Link Posted: 12/31/2006 5:01:19 AM EDT
[#5]
Link Posted: 12/31/2006 1:34:22 PM EDT
[#6]

Quoted:
Wow Bradley, I'd love to know that rifles history! I wonder if it might have been carried by the American expeditionary force sent to help the white Russian at the closing of WW1? If only it could talk..


I believe it was issued to a Russian soldier who traded it to a USGI. I think we'd all be surprised at what we're willing to trade for a Hershey bar at the end of a world war. I will ask my freind to clarify the story.

This gun was carried for what looks like a few months and not shot much at all. It has been shot some because the rifling does not tear my patches. It was well maintained, to say the least. The quality of manufacture is what drew me to this rifle in the first place, though. The action is the second smoothest I own, behind a rebuilt DWM Gew 98.

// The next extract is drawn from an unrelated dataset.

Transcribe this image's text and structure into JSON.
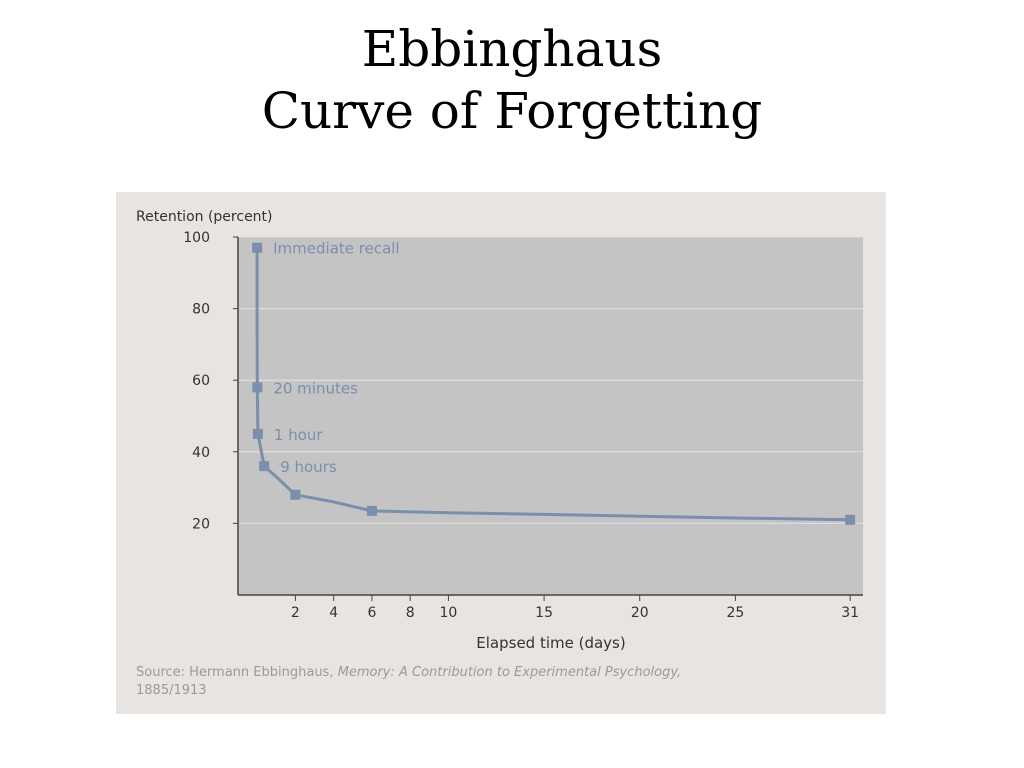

The bore is perfect. I see three scratches, each about 1mm long, in the grooves towards the muzzle that look like they were made with cheap cleaning tools (I've been using all brass and bronze rods and tools). Other than that, it's as good as a brand new Savage 10FP. It's downright amazing. I've seen rebarrelled Mosins that look nearly this good, but never an all original WW1 issue gun with a bore like this.  Just last night I was admiring the machining in the throat of the barrel.

I can't wait to see how it shoots against my M39.
Link Posted: 12/31/2006 1:41:28 PM EDT
[#7]
Sweet.

Someone gave me a bolt years ago similar to that. If it's the same you can have it for parts, that is if I can find it.